Now. A number of the second-chance skaters (at least among those I’ve met) were so good when they stopped that those skills were fairly easily excavated to awe-inspiring effects, even after a number of years away from the ice.
Please understand that I am, most assuredly, not one of them.
I retained enough to be among the most proficient skaters in my adult LTS class, but I was also the only one with any kind of previous skating experience; those first six months were the most capable I’ve felt as an adult skater. And it’d still be another six months ’til I managed my first one-foot spin.
Two and a half years in, I’m still struggling to overcome being too deep into my own head to progress as quickly as I feel like I should compared to the other adult skaters I’ve met both IRL and through digital communities.
But that’s the thing: Each of us is on our own journey and following our own path. Time is meaningless here, and comparisons are doubly so. It took me a year and a half to work up the courage to start going to pre-work freestyle sessions because I was so intimidated by the caliber of talent dominating that ice–and by how much of it was just a fraction of my age. I’m 35 and I still haven’t figured out how to go a day or two without walking into a wall. The personal blog I very, very casually maintain is a monument to both my natural flightiness and how ruled by fear my second chance at skating is. All things considered, given how brutally I have mentally sabotaged my own love of skating by holding myself back and not getting the most out of my time back on the ice, I’m doing just fine.

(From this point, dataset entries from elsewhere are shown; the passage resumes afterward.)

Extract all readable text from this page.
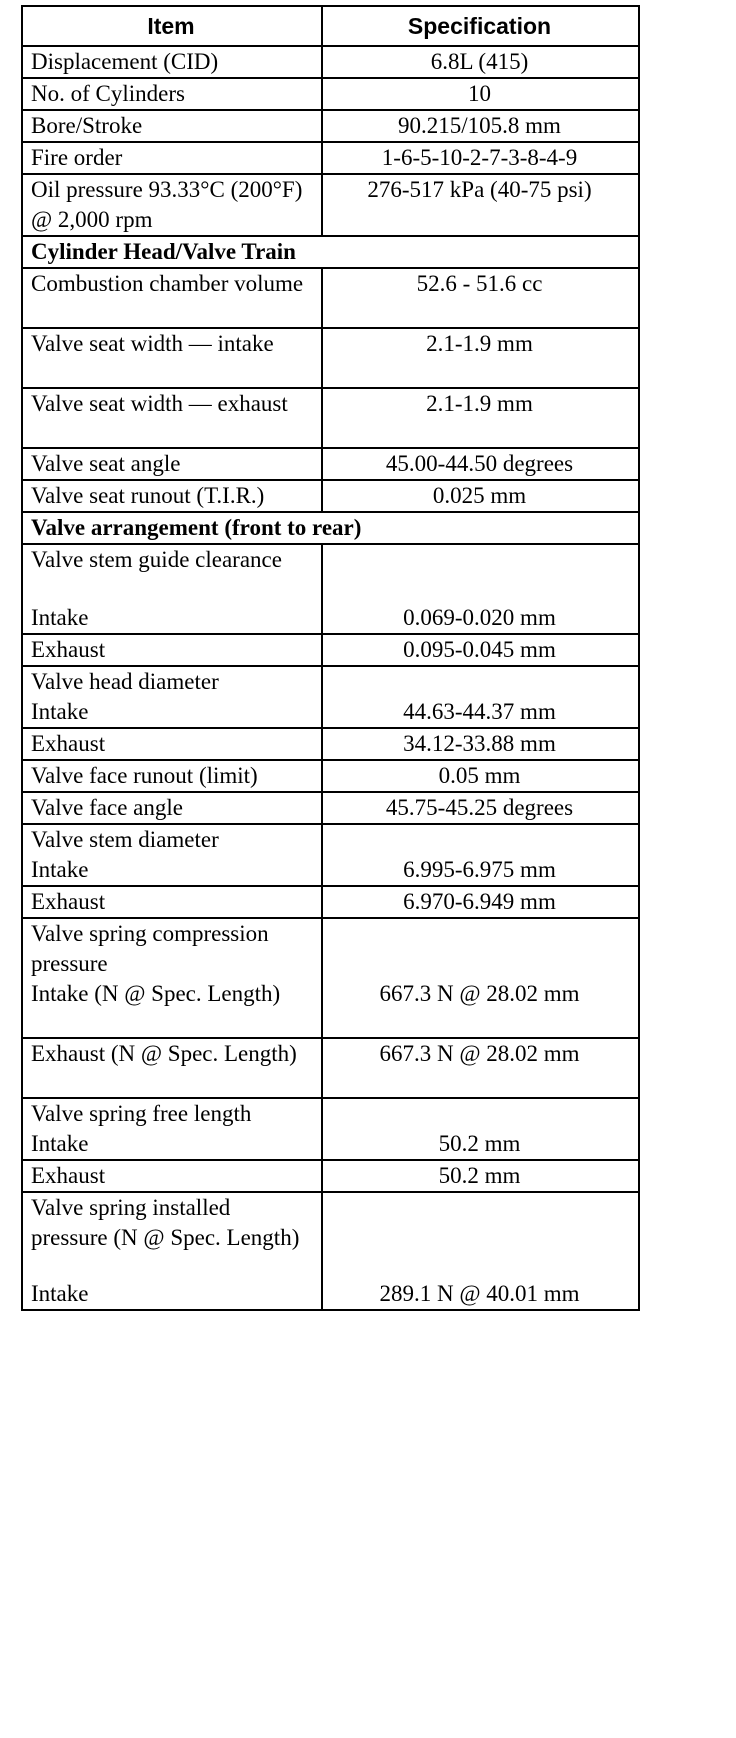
Item	Specification
Displacement (CID)	6.8L (415)
No. of Cylinders	10
Bore/Stroke	90.215/105.8 mm
Fire order	1-6-5-10-2-7-3-8-4-9
Oil pressure 93.33°C (200°F) @ 2,000 rpm	276-517 kPa (40-75 psi)
Cylinder Head/Valve Train	
Combustion chamber volume	52.6 - 51.6 cc
Valve seat width — intake	2.1-1.9 mm
Valve seat width — exhaust	2.1-1.9 mm
Valve seat angle	45.00-44.50 degrees
Valve seat runout (T.I.R.)	0.025 mm
Valve arrangement (front to rear)	
Valve stem guide clearance	

Intake	0.069-0.020 mm

Exhaust	0.095-0.045 mm
Valve head diameter	

Intake	44.63-44.37 mm

Exhaust	34.12-33.88 mm
Valve face runout (limit)	0.05 mm
Valve face angle	45.75-45.25 degrees
Valve stem diameter	

Intake	6.995-6.975 mm

Exhaust	6.970-6.949 mm
Valve spring compression pressure	

Intake (N @ Spec. Length)	667.3 N @ 28.02 mm

Exhaust (N @ Spec. Length)	667.3 N @ 28.02 mm
Valve spring free length	

Intake	50.2 mm

Exhaust	50.2 mm
Valve spring installed pressure (N @ Spec. Length)	

Intake	289.1 N @ 40.01 mm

I love this sport. And I ab-so-luuuutely have to remind myself that I love this sport. Which I think is exactly how it should be: It’s that balance of challenge and reward that makes this sport so irresistible.

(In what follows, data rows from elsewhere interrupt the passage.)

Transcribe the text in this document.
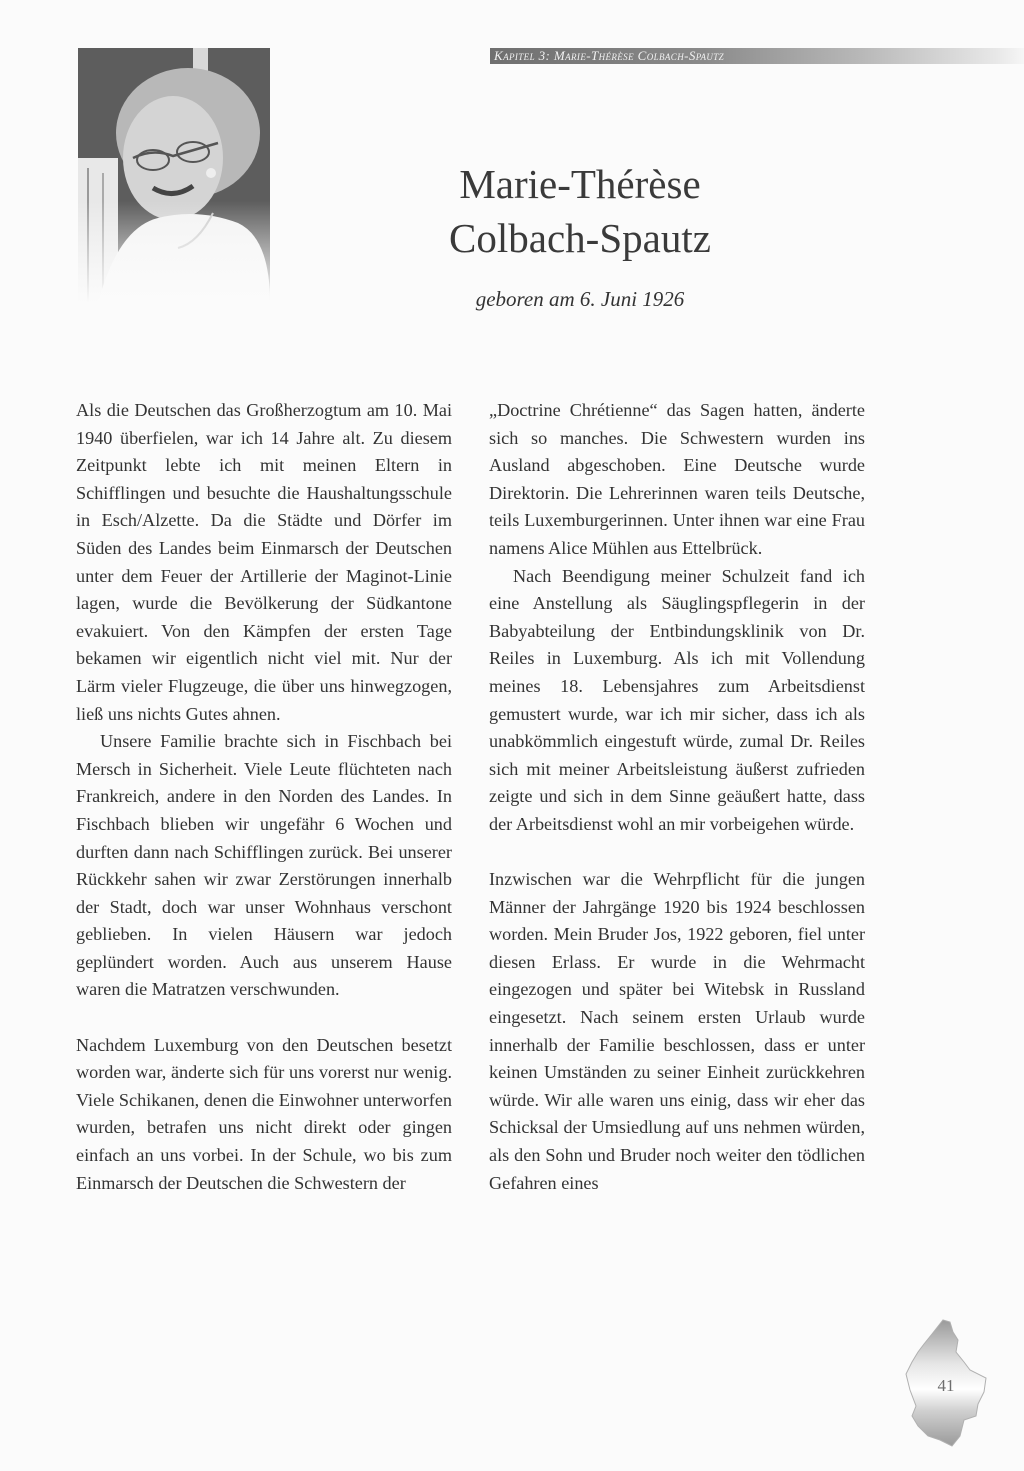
Kapitel 3: Marie-Thérèse Colbach-Spautz
Marie-Thérèse
Colbach-Spautz
geboren am 6. Juni 1926

Als die Deutschen das Großherzogtum am 10. Mai 1940 überfielen, war ich 14 Jahre alt. Zu diesem Zeitpunkt lebte ich mit meinen Eltern in Schifflingen und besuchte die Haushaltungsschule in Esch/Alzette. Da die Städte und Dörfer im Süden des Landes beim Einmarsch der Deutschen unter dem Feuer der Artillerie der Maginot-Linie lagen, wurde die Bevölkerung der Südkantone evakuiert. Von den Kämpfen der ersten Tage bekamen wir eigentlich nicht viel mit. Nur der Lärm vieler Flugzeuge, die über uns hinwegzogen, ließ uns nichts Gutes ahnen.

Unsere Familie brachte sich in Fischbach bei Mersch in Sicherheit. Viele Leute flüchteten nach Frankreich, andere in den Norden des Landes. In Fischbach blieben wir ungefähr 6 Wochen und durften dann nach Schifflingen zurück. Bei unserer Rückkehr sahen wir zwar Zerstörungen innerhalb der Stadt, doch war unser Wohnhaus verschont geblieben. In vielen Häusern war jedoch geplündert worden. Auch aus unserem Hause waren die Matratzen verschwunden.

Nachdem Luxemburg von den Deutschen besetzt worden war, änderte sich für uns vorerst nur wenig. Viele Schikanen, denen die Einwohner unterworfen wurden, betrafen uns nicht direkt oder gingen einfach an uns vorbei. In der Schule, wo bis zum Einmarsch der Deutschen die Schwestern der

„Doctrine Chrétienne“ das Sagen hatten, änderte sich so manches. Die Schwestern wurden ins Ausland abgeschoben. Eine Deutsche wurde Direktorin. Die Lehrerinnen waren teils Deutsche, teils Luxemburgerinnen. Unter ihnen war eine Frau namens Alice Mühlen aus Ettelbrück.

Nach Beendigung meiner Schulzeit fand ich eine Anstellung als Säuglingspflegerin in der Babyabteilung der Entbindungsklinik von Dr. Reiles in Luxemburg. Als ich mit Vollendung meines 18. Lebensjahres zum Arbeitsdienst gemustert wurde, war ich mir sicher, dass ich als unabkömmlich eingestuft würde, zumal Dr. Reiles sich mit meiner Arbeitsleistung äußerst zufrieden zeigte und sich in dem Sinne geäußert hatte, dass der Arbeitsdienst wohl an mir vorbeigehen würde.

Inzwischen war die Wehrpflicht für die jungen Männer der Jahrgänge 1920 bis 1924 beschlossen worden. Mein Bruder Jos, 1922 geboren, fiel unter diesen Erlass. Er wurde in die Wehrmacht eingezogen und später bei Witebsk in Russland eingesetzt. Nach seinem ersten Urlaub wurde innerhalb der Familie beschlossen, dass er unter keinen Umständen zu seiner Einheit zurückkehren würde. Wir alle waren uns einig, dass wir eher das Schicksal der Umsiedlung auf uns nehmen würden, als den Sohn und Bruder noch weiter den tödlichen Gefahren eines

41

Because, like anything worth chasing, skating might be stingy with its rewards but the harder you grind away, the better that breakthrough feels.
But between those AHA! moments when the heavens open and a choir of angels sings of your divine ability, there are hours and hours and hoooours of repetitive practice and constellations of bruises and a whole lot of self-doubt.

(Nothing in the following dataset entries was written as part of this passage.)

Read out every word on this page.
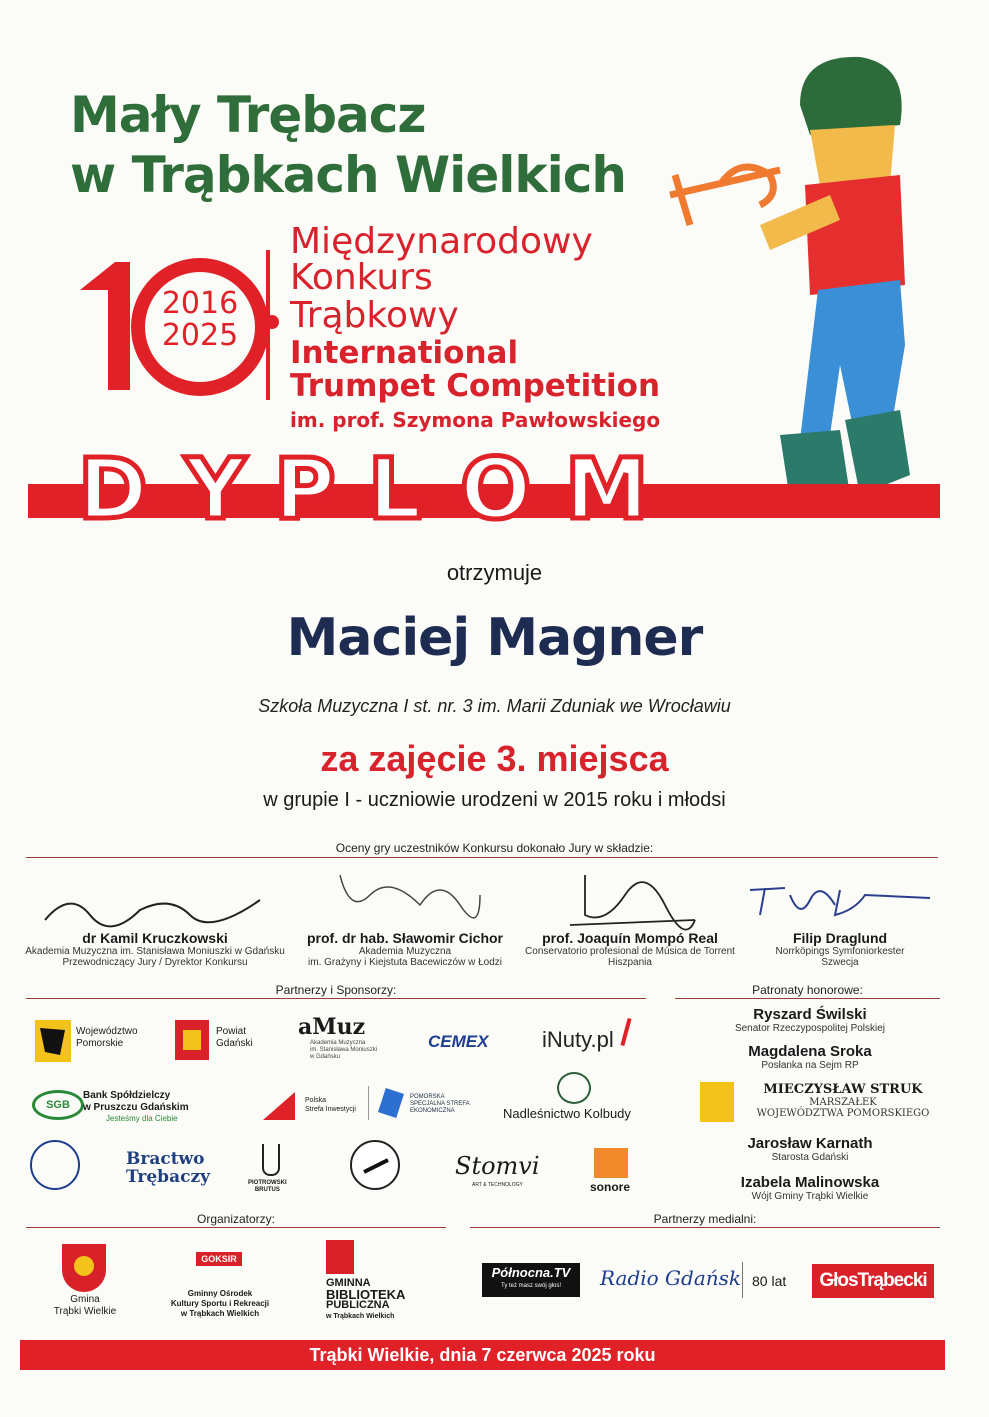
Mały Trębacz
w Trąbkach Wielkich
2016
2025
Międzynarodowy
Konkurs
Trąbkowy
International
Trumpet Competition
im. prof. Szymona Pawłowskiego
D Y P L O M
otrzymuje
Maciej Magner
Szkoła Muzyczna I st. nr. 3 im. Marii Zduniak we Wrocławiu
za zajęcie 3. miejsca
w grupie I - uczniowie urodzeni w 2015 roku i młodsi
Oceny gry uczestników Konkursu dokonało Jury w składzie:
dr Kamil Kruczkowski
Akademia Muzyczna im. Stanisława Moniuszki w Gdańsku
Przewodniczący Jury / Dyrektor Konkursu
prof. dr hab. Sławomir Cichor
Akademia Muzyczna
im. Grażyny i Kiejstuta Bacewiczów w Łodzi
prof. Joaquín Mompó Real
Conservatorio profesional de Música de Torrent
Hiszpania
Filip Draglund
Norrköpings Symfoniorkester
Szwecja
Partnerzy i Sponsorzy:	Patronaty honorowe:
Województwo
Pomorskie
Powiat
Gdański
aMuz
Akademia Muzyczna
im. Stanisława Moniuszki
w Gdańsku
CEMEX iNuty.pl
SGB
Bank Spółdzielczy
w Pruszczu Gdańskim
Jesteśmy dla Ciebie
Polska
Strefa Inwestycji
POMORSKA
SPECJALNA STREFA
EKONOMICZNA	Nadleśnictwo Kolbudy
Bractwo
Trębaczy	PIOTROWSKI
BRUTUS
Stomvi
ART & TECHNOLOGY	sonore
Ryszard Świlski
Senator Rzeczypospolitej Polskiej
Magdalena Sroka
Posłanka na Sejm RP
MIECZYSŁAW STRUK
MARSZAŁEK
WOJEWÓDZTWA POMORSKIEGO
Jarosław Karnath
Starosta Gdański
Izabela Malinowska
Wójt Gminy Trąbki Wielkie
Organizatorzy:	Partnerzy medialni:
Gmina
Trąbki Wielkie
GOKSIR
Gminny Ośrodek
Kultury Sportu i Rekreacji
w Trąbkach Wielkich
GMINNA
BIBLIOTEKA
PUBLICZNA
w Trąbkach Wielkich
Północna.TV
Ty też masz swój głos!	Radio Gdańsk 80 lat	GłosTrąbecki
Trąbki Wielkie, dnia 7 czerwca 2025 roku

And that’s where the adult-skater community shines. For someone who shied away from team sorts, the camaraderie and support among my skating siblings from my home rink to my IG friends is what what buoys me through the plateaus in both skating progress and skating passion. I’ve been asked for relationship advice while lacing up our skates. I have had some of the best mutual therapy sessions during warm-up laps. The group chats I have with my IRL skating sisters are sprinkled with inside jokes and Real Talk. And we’re all eager to give advice and play cheerleader when any one of us hits a wall. I never thought I’d be surrounded by so many people who can fill an ice rink with the warmth of home because they’ve taken a competitive sport and turned it into a community. We don’t just get up: We help each other up.
This time next week, I’ll be in Lake Placid for its Adult Skating Weekend. It’ll be my second time going, and… yeah, I am so excited to skate more in just one day than I do some weeks (because the worst part of being an adult skater is that the skating part often gets eclipsed by adulting) and to do it on Olympic ice, but it’s the instant sense of being among my people that I’m dying to revisit the most–and you know the company’s gotta be good if the introvert is excited about socializing for three solid days. I could not stop raving about the experience last year, so brace yourselves: Exclamation points are coming.